Question

Question: A pipe of length L = 25. 0 m that is open at one end contains air at atmospheric pressure. It is thrust vertically into a freshwater lake until the water rises halfway up in the pipe (Fig.). What is the depth h of the lower end of the pipe? Assume that the temperature is the same everywhere and does not change.

Short answer

Answer

The lower end of the pipe lies at the depth of h = 22.8 m.

Step-by-step solution

Concept

From figure 19-30, by using the formula for the balance of pressure inside and outside the pipe, and the condition for thepressure of the air inside the pipe, we can find thedepthof the lower end of the pipe.

1. The balance of the pressure inside and outside the pipe is

$\mathbf{p}\mathbf{+}{\mathbf{\rho }}_{\mathbf{w}}\mathbf{g}\left(\frac{\mathbf{L}}{\mathbf{2}}\right)\mathbf{=}{\mathbf{p}}_{\mathbf{0}}\mathbf{+}{\mathbf{\rho }}_{\mathbf{w}}\mathbf{gh}$

1. The pressure Pof the air inside the pipe satisfies

$\mathbf{p}\left(\frac{\mathbf{L}}{\mathbf{2}}\right)\mathbf{=}{\mathbf{p}}_{\mathbf{0}}\mathbf{L}$

Here,p is the pressure of air column inside the pipe ,p_w is the density of water, g is the acceleration due to gravity and L is the length of the pipe. Also, h is the depth of the water column outside the pipe.

Step 2: Given Data

1. The length of the pipe is L = 25.0 m
2. The pipe is open at one end, and it contains air at atmospheric pressure.
3. The water rises halfway in the pipe.
4. The temperature is the same everywhere and does not change.

Step 3: Calculations

We think about the open end of the pipe. The balance of the pressure inside and outside the pipe requires that

$\text{p}+{\rho }_w\text{g}\left(\frac{\text{L}}{2}\right)={\text{p}}_0+{\rho }_w\text{gh} ······································\left(1\right)$

Where p₀ is the atmospheric pressure, p is the pressure of air inside the pipe, L is the length of the pipe, and h is the depth of the lower end of the pipe.

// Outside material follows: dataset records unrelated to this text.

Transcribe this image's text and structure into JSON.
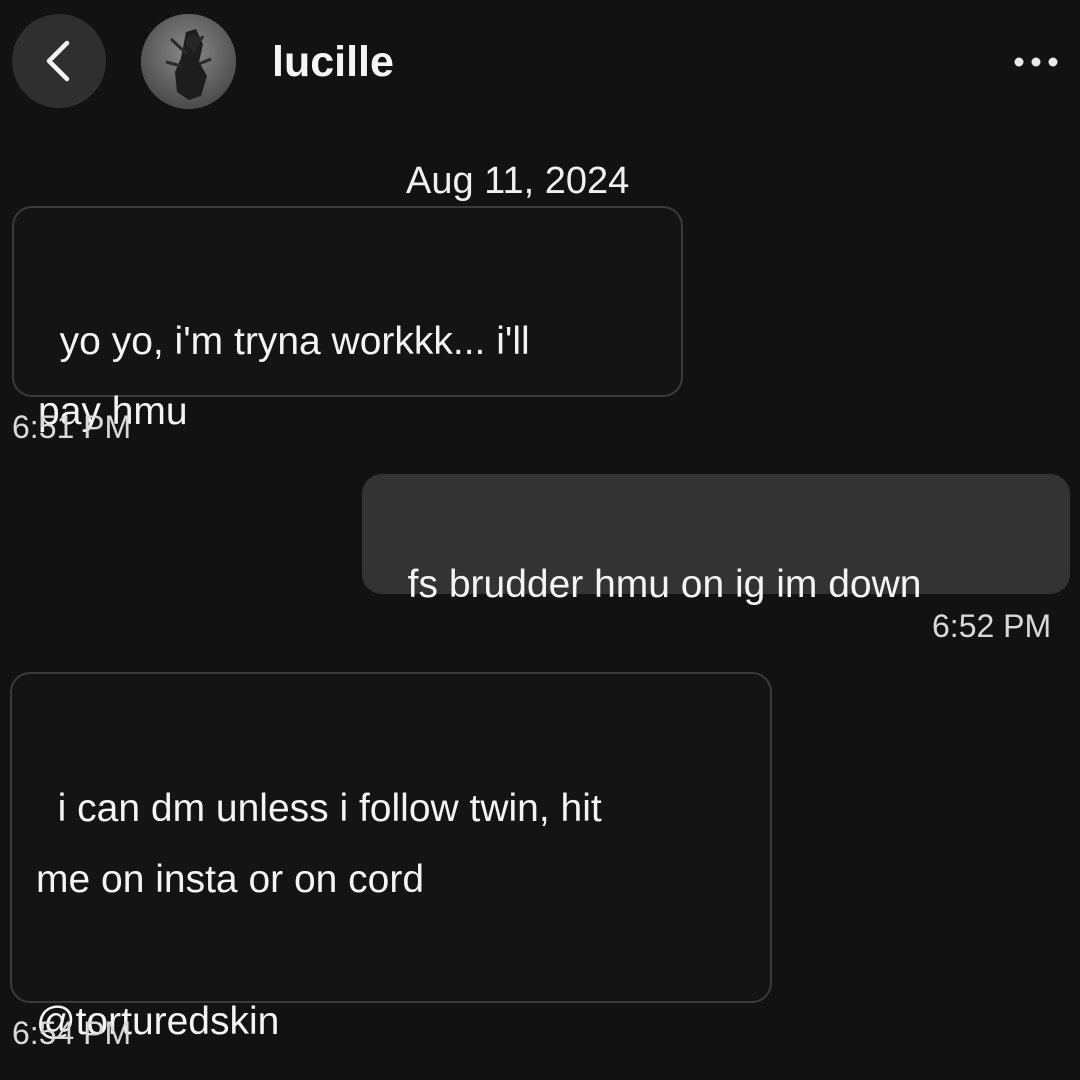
{
  "header": {
    "username": "lucille",
    "back_icon": "chevron-left-icon",
    "more_icon": "more-horizontal-icon"
  },
  "conversation": {
    "date": "Aug 11, 2024",
    "messages": [
      {
        "direction": "incoming",
        "text": "yo yo, i'm tryna workkk... i'll\npay hmu",
        "time": "6:51 PM"
      },
      {
        "direction": "outgoing",
        "text": "fs brudder hmu on ig im down",
        "time": "6:52 PM"
      },
      {
        "direction": "incoming",
        "text": "i can dm unless i follow twin, hit\nme on insta or on cord\n\n@torturedskin",
        "time": "6:54 PM"
      }
    ]
  },
  "colors": {
    "background": "#121212",
    "outgoing_bubble": "#333333",
    "incoming_border": "#3a3a3a",
    "back_button": "#2f2f2f"
  }
}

The pressure p of air inside the pipe must satisfy the relation-

$p\left(\frac{L}{2}\right)=p_{0}L$

Hence,

$p=2p_0······································\left(2\right)$

Therefore, from Eq. (1) the depth of the lower end of the pipe is given by

$h=\frac{\left(p-p_0\right)}{{\rho }_{w}g}+\left(\frac{L}{2}\right)······································\left(3\right)$

By putting Eq. (2) in (3), we get

$$\begin{gathered} h=\frac{\left(2p_0-p_0\right)}{{\rho }_{w}g}+\left(\frac{L}{2}\right) \\ =\frac{p_0}{{\rho }_{w}g}+\left(\frac{L}{2}\right) \end{gathered}$$

For the given values the above equation becomes-

$$\begin{gathered} h=\frac{1.01\times {10}^5\text{Pa}}{1.00\times {10}^3\text{kg}/{\text{m}}^3\times 9.8\text{m}/\text{s}}+\left(\frac{25.0\text{m}}{2}\right) \\ =22.8\text{m} \end{gathered}$$

Conclusion

The lower end of the pipe lies at the depth of 22.8 m.